In 1967 a group of Erie Businessmen decided to build a restaurant, which would recapture the spirit of this bygone era. After two years of planning and a year-and-a-half of construction, the result was the Station Restaurant. Rich Victorian furnishings, elegant table settings, hearty food, and a Pullman Sleeping Car have been coordinated to recreate a busy small town railroad station of the 1890’s.
The Pullman Company built the sleeping car, named the St. Helier, in 1922. The car operated out of the Chicago General Service Pool until its retirement in 1968. During its restoration in 1970, all original seats, windows, light fixtures, mirrors, brass fittings, and call buttons were refurbished and retained, while the general décor was changed to reflect the turn of the century.
In 2003, The Station Restaurant was the converted into a Dinner Theatre by Paul and Rae Jean Urbanowicz. The main dining room was expanded and remodeled to provide tiered seating. A stage was built, and lighting and sound system installed to provide the best possible sound and atmosphere for our patrons. In it’s entirety, The Station Dinner Theatre represents a nostalgic step backward into an era of charm and beauty that has long since disappeared.

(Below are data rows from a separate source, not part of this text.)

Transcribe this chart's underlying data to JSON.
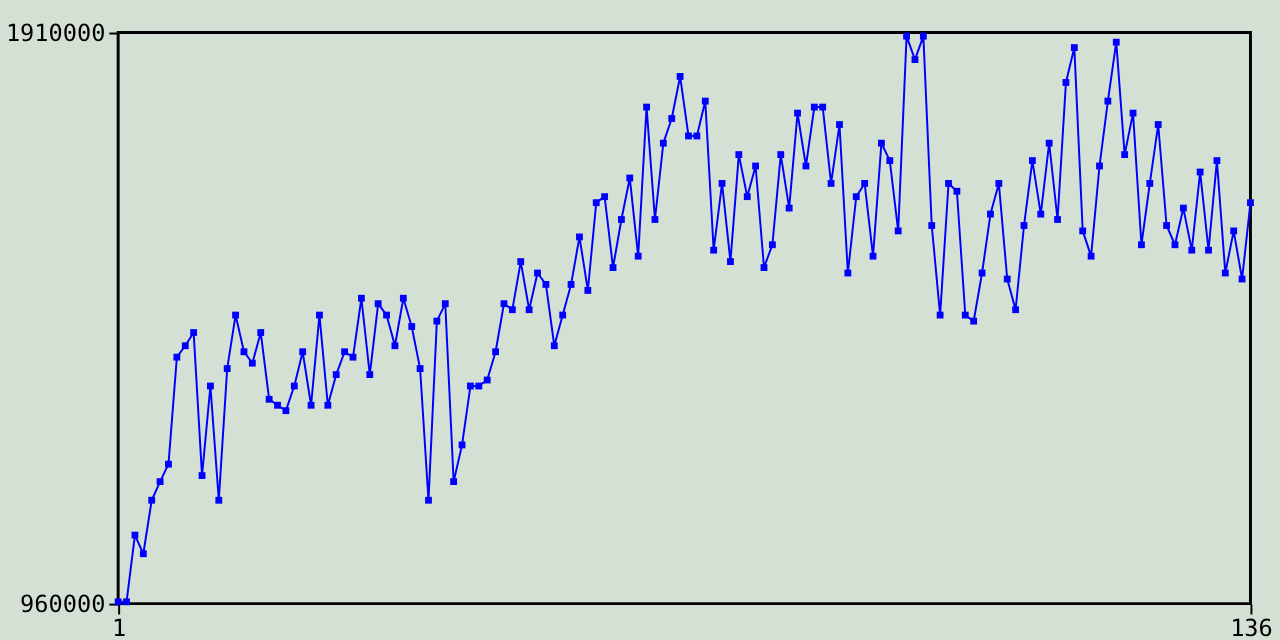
{
  "chart_data": {
    "type": "line",
    "x": [
      1,
      2,
      3,
      4,
      5,
      6,
      7,
      8,
      9,
      10,
      11,
      12,
      13,
      14,
      15,
      16,
      17,
      18,
      19,
      20,
      21,
      22,
      23,
      24,
      25,
      26,
      27,
      28,
      29,
      30,
      31,
      32,
      33,
      34,
      35,
      36,
      37,
      38,
      39,
      40,
      41,
      42,
      43,
      44,
      45,
      46,
      47,
      48,
      49,
      50,
      51,
      52,
      53,
      54,
      55,
      56,
      57,
      58,
      59,
      60,
      61,
      62,
      63,
      64,
      65,
      66,
      67,
      68,
      69,
      70,
      71,
      72,
      73,
      74,
      75,
      76,
      77,
      78,
      79,
      80,
      81,
      82,
      83,
      84,
      85,
      86,
      87,
      88,
      89,
      90,
      91,
      92,
      93,
      94,
      95,
      96,
      97,
      98,
      99,
      100,
      101,
      102,
      103,
      104,
      105,
      106,
      107,
      108,
      109,
      110,
      111,
      112,
      113,
      114,
      115,
      116,
      117,
      118,
      119,
      120,
      121,
      122,
      123,
      124,
      125,
      126,
      127,
      128,
      129,
      130,
      131,
      132,
      133,
      134,
      135,
      136
    ],
    "series": [
      {
        "color": "#0000ff",
        "values": [
          963000,
          963000,
          1074000,
          1043000,
          1132000,
          1163000,
          1192000,
          1370000,
          1389000,
          1411000,
          1173000,
          1322000,
          1132000,
          1351000,
          1440000,
          1379000,
          1360000,
          1411000,
          1300000,
          1290000,
          1281000,
          1322000,
          1379000,
          1290000,
          1440000,
          1290000,
          1341000,
          1379000,
          1370000,
          1468000,
          1341000,
          1459000,
          1440000,
          1389000,
          1468000,
          1421000,
          1351000,
          1132000,
          1430000,
          1459000,
          1163000,
          1224000,
          1322000,
          1322000,
          1332000,
          1379000,
          1459000,
          1449000,
          1529000,
          1449000,
          1510000,
          1491000,
          1389000,
          1440000,
          1491000,
          1570000,
          1481000,
          1627000,
          1637000,
          1519000,
          1599000,
          1668000,
          1538000,
          1786000,
          1599000,
          1726000,
          1767000,
          1837000,
          1738000,
          1738000,
          1796000,
          1548000,
          1659000,
          1529000,
          1707000,
          1637000,
          1688000,
          1519000,
          1557000,
          1707000,
          1618000,
          1776000,
          1688000,
          1786000,
          1786000,
          1659000,
          1757000,
          1510000,
          1637000,
          1659000,
          1538000,
          1726000,
          1697000,
          1580000,
          1904000,
          1865000,
          1904000,
          1589000,
          1440000,
          1659000,
          1646000,
          1440000,
          1430000,
          1510000,
          1608000,
          1659000,
          1500000,
          1449000,
          1589000,
          1697000,
          1608000,
          1726000,
          1599000,
          1827000,
          1885000,
          1580000,
          1538000,
          1688000,
          1796000,
          1894000,
          1707000,
          1776000,
          1557000,
          1659000,
          1757000,
          1589000,
          1557000,
          1618000,
          1548000,
          1678000,
          1548000,
          1697000,
          1510000,
          1580000,
          1500000,
          1627000
        ]
      }
    ],
    "xlim": [
      1,
      136
    ],
    "xticks": [
      1,
      136
    ],
    "ylim": [
      960000,
      1910000
    ],
    "yticks": [
      960000,
      1910000
    ],
    "grid": false,
    "legend": false,
    "marker": "square",
    "line_style": "solid"
  }
}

The Station Dinner Theatre operates year-round and is the home of the original “A Canterbury Feast”, the longest running medieval dinner theatre in the United States. Along with it’s many original themed musical comedies, the Station Season also includes a variety of comedies, farces and musical reviews combined with Chef Bob Stewart’s delicious cuisine add up to the region’s most unique and entertaining dining experience.